As he deliberately recalls his wartime experiences, Elster is overcome by a rising anger. Jim and Jessie both notice. In his need to fulfill his duty, Elster had suppressed much of the horror and pain of that time, which now has surfaced once more as anger. He despises war and all the incomprehensible vast horror which it brought into his own and other people's lives. This is what he tries to communicate via the haiku. Before the war, Elster was a peaceable outdoorsman, content to spend extended periods of time alone in nature. Afterwards, he still retreated into nature, but the rhythms seemed forever changed to him. He could no longer find serenity or bliss in the natural world, instead continually brooding over how far humanity had drifted from this sort of innate harmony.

Life As Art

In this novel, DeLillo makes some intriguing assertions about his own artistic philosophy. He writes about art as if it seeks only to portray the real and about life as if is merely a manifestation of artistic potential. From the start Elster makes clear that his mission is secret, but he also welcomes Jim into his life. Jim maintains a professional and friendly relationship with Elster in order to document his life as a film. He wants to make a one-take film just depicting Elster in his solitude, against a natural backdrop. Clearly he sees the older man's life as a living art piece.

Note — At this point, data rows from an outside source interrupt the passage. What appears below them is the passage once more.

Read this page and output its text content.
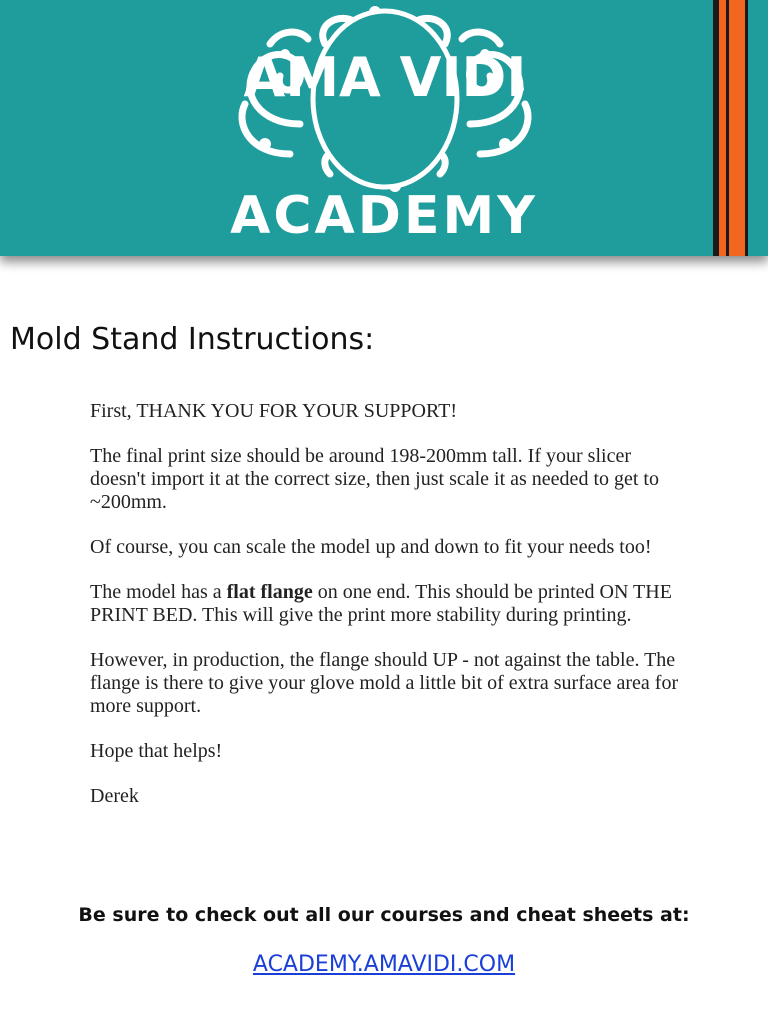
AMA VIDI
ACADEMY
Mold Stand Instructions:

First, THANK YOU FOR YOUR SUPPORT!

The final print size should be around 198-200mm tall. If your slicer doesn't import it at the correct size, then just scale it as needed to get to ~200mm.

Of course, you can scale the model up and down to fit your needs too!

The model has a flat flange on one end. This should be printed ON THE PRINT BED. This will give the print more stability during printing.

However, in production, the flange should UP - not against the table. The flange is there to give your glove mold a little bit of extra surface area for more support.

Hope that helps!

Derek

Be sure to check out all our courses and cheat sheets at:
ACADEMY.AMAVIDI.COM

For his part, however, Elster flips the medium. He devotes himself to writing this haiku which is supposed to comprise the extent of his own experiences in war, in an accessible and generic way. His life is reduced to an extremely limiting, compressed artistic format. All of this complexity of thought actually becomes secondary when considered within the context of Jessie's arrival. She possesses no love of art nor interest in transforming her pain. She draws in the element of the real, reading as a decisive, if somewhat understated character. Essentially her character reminds the reader that characters exist, in turn pointing back toward DeLillo's authorship. Within the context of a fictional text -- a creative work, -- the conversation surrounding the interchangeable nature of real life and art becomes appropriately weighty. This is DeLillo, in fact, devoting his own life to writing about how life relates to art.